Becoming a U.S. citizen is a confusing, expensive and lengthy process, but Florida AFSCME is hoping to ease the burden on immigrants in South Florida by providing free clinics.
By Mark McCullough ·
Tags: Immigration
AFSCME Helps Florida Members Become U.S. Citizens
(South Florida AFL-CIO)

MIAMI – As the Trump administration’s deportation policy strikes fear among immigrants nationwide, AFSCME Florida is doing its part to welcome them and help them become full participants in our society.

Recognizing that becoming a U.S. citizen is a confusing, expensive and lengthy process, AFSCME Florida is joining with the South Florida AFL-CIO to host citizenship clinics. At these clinics, people from across the community, including AFSCME members and their families, can get questions answered, access legal help and complete their citizenship applications—all for free. 

The first clinic of the year was held on Jan. 28 and drew 11 applicants and their families.  More people are expected to attend the second clinic, scheduled for March 25. Other clinics are planned for the summer.
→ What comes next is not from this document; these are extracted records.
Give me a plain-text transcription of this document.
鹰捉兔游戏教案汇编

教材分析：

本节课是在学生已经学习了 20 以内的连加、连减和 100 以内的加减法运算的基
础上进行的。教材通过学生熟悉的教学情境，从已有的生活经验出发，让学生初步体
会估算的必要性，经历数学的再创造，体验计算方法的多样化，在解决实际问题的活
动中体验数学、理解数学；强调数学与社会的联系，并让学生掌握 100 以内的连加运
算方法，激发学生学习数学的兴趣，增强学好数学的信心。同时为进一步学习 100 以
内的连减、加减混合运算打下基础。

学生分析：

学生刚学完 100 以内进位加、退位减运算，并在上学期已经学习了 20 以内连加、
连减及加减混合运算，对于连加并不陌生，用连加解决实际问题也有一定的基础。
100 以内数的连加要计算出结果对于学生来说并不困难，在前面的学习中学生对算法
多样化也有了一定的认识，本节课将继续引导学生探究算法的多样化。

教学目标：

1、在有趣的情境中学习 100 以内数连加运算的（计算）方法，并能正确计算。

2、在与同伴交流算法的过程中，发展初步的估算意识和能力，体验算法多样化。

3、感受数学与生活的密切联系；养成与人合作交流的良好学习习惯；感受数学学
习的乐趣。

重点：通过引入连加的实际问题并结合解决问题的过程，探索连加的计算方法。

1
“Several years ago I went to an immigration attorney and he wanted $6,000 to complete mine and my husband’s application,” said Maria Leyani, a member of AFSCME Local 1184 (Miami), at the January clinic. “I’m a school bus driver. I can’t imagine saving up that much. So when I heard AFSCME was offering this service to members and our families, I seized the opportunity. It means everything to me that our union is fighting for me not just at work today but for my family to succeed for years to come.”

Katja Poole recorded a video explaining why she drove more than two hours just to take part in the January clinic. A member of AFSCME Local 3879 (Stuart) and an employee of the Martin County Sherriff’s Department, Poole said she’s looking forward to being a dual citizen now that she has received help in navigating the U.S. citizenship process. She said she’s glad AFSCME helped reduce the cost of the process – a roadblock to becoming a U.S. citizen for many people.

For Maria Baylon-Guillen the clinic was an opportunity to give and to receive. Baylon-Guillen is active with the Florida Immigrant Coalition, a co-sponsor of the event, and had volunteered at previous clinics. But she had been unable to go through the process herself, until the January clinic. She joined her mother and older sister in applying for citizenship and stayed afterwards to help others. 

“It is terrifying what our country is going through right now in terms of continuing to be the America that is open and welcome to the positive contributions of the immigrant community,” said Baylon-Guillen. “That is why it is important for me to both go through the process myself and to help others navigate it, so that more families can have the peace of mind knowing their future in America is protected.”